| name | fact-extraction-pipeline |
| description | Patterns for adding extractors and write surfaces to the PR 12 fact-extraction pipeline (`apps/erify_api/src/orchestration/fact-extraction/`). Use BEFORE implementing any new `IngestionExtractor`, paired-atomic write, `SystemFactKey`, or hydrated-scope target type. Required reading before PR 12.3.2 (violations), 12.4 (review surface), or any follow-on extractor work — every Codex finding on PR 12.1.2 (#103) and PR 12.2 (#104) is encoded here. The "State-transition handoff between co-submitted facts" section is mandatory before adding ANY fact whose write semantics depend on another fact's value in the same submission. |
Fact Extraction Pipeline
The extraction pipeline routes COMPLETED task content into typed indexed columns on Show / ShowCreator / ShowPlatform / ShowPlatformViolation via IngestionExtractor strategy objects. It is high-concurrency and audit-critical — almost every correctness bug surfaces as either silent data loss or misclassified audit rows.
Canonical files
Outcome routing order (HARD RULE)
The per-fact loop MUST run filters in this exact order. Each later filter assumes the earlier ones short-circuited.
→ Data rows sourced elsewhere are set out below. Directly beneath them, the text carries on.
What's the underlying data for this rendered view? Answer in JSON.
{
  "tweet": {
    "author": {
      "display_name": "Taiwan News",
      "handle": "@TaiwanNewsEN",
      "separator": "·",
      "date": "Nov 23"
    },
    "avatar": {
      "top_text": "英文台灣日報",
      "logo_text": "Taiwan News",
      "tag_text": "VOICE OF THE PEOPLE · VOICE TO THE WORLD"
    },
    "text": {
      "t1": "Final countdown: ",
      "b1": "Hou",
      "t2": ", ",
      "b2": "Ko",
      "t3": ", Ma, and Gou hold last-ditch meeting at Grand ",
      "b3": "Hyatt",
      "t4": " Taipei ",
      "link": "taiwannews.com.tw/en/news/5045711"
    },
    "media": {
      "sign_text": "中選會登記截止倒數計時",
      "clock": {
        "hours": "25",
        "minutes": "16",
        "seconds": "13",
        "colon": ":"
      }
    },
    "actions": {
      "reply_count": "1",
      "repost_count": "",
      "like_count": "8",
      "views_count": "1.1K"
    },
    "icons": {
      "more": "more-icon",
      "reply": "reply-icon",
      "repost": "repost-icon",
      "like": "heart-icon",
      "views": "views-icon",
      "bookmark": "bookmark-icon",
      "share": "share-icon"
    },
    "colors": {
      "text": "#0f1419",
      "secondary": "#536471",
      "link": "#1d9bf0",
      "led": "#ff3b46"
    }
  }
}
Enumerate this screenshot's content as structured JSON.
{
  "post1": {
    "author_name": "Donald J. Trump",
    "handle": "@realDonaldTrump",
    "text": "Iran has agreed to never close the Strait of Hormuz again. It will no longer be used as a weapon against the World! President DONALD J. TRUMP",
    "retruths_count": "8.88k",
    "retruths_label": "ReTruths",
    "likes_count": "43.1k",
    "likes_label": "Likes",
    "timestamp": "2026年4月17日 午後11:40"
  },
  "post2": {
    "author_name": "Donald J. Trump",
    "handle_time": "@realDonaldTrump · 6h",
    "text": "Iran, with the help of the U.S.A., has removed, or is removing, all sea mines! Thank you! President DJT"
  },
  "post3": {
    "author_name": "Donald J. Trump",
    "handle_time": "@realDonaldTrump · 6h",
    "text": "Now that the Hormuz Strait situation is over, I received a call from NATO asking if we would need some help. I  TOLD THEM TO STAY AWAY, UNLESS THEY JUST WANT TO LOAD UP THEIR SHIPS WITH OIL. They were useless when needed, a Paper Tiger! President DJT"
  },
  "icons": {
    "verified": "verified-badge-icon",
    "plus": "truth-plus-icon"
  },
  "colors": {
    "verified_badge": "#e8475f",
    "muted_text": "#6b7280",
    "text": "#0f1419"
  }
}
1. handledPairedKeys / handledPairedPlatformContentKeys (paired path consumed)
2. isFactValueAbsent(rawValue) → noop:value_absent (no audit)
3. !extractorRegistry.resolve(key) → skipped_no_extractor (no audit)
4. Per-target stale check (hydrated) → skipped_stale_target (no audit)
5. isFactColliding(fact, colliding) → skipped_collision (SKIPPED audit)
6. processor.applyAndAudit(...) → written / skipped_lower_priority (write + audit)
Why skipped_stale_target must precede skipped_collision: a stale target is unwritable by definition; emitting a SKIPPED_LOWER_PRIORITY audit for it would mislabel an unwritable row as a contested write. (Codex P2 on PR #103.)
Why skipped_no_extractor must precede the collision check: unregistered keys are silent no-ops by registry contract — emitting a SKIPPED audit for a key nothing in this binary can write is fictional. (Codex P2 on PR #98.)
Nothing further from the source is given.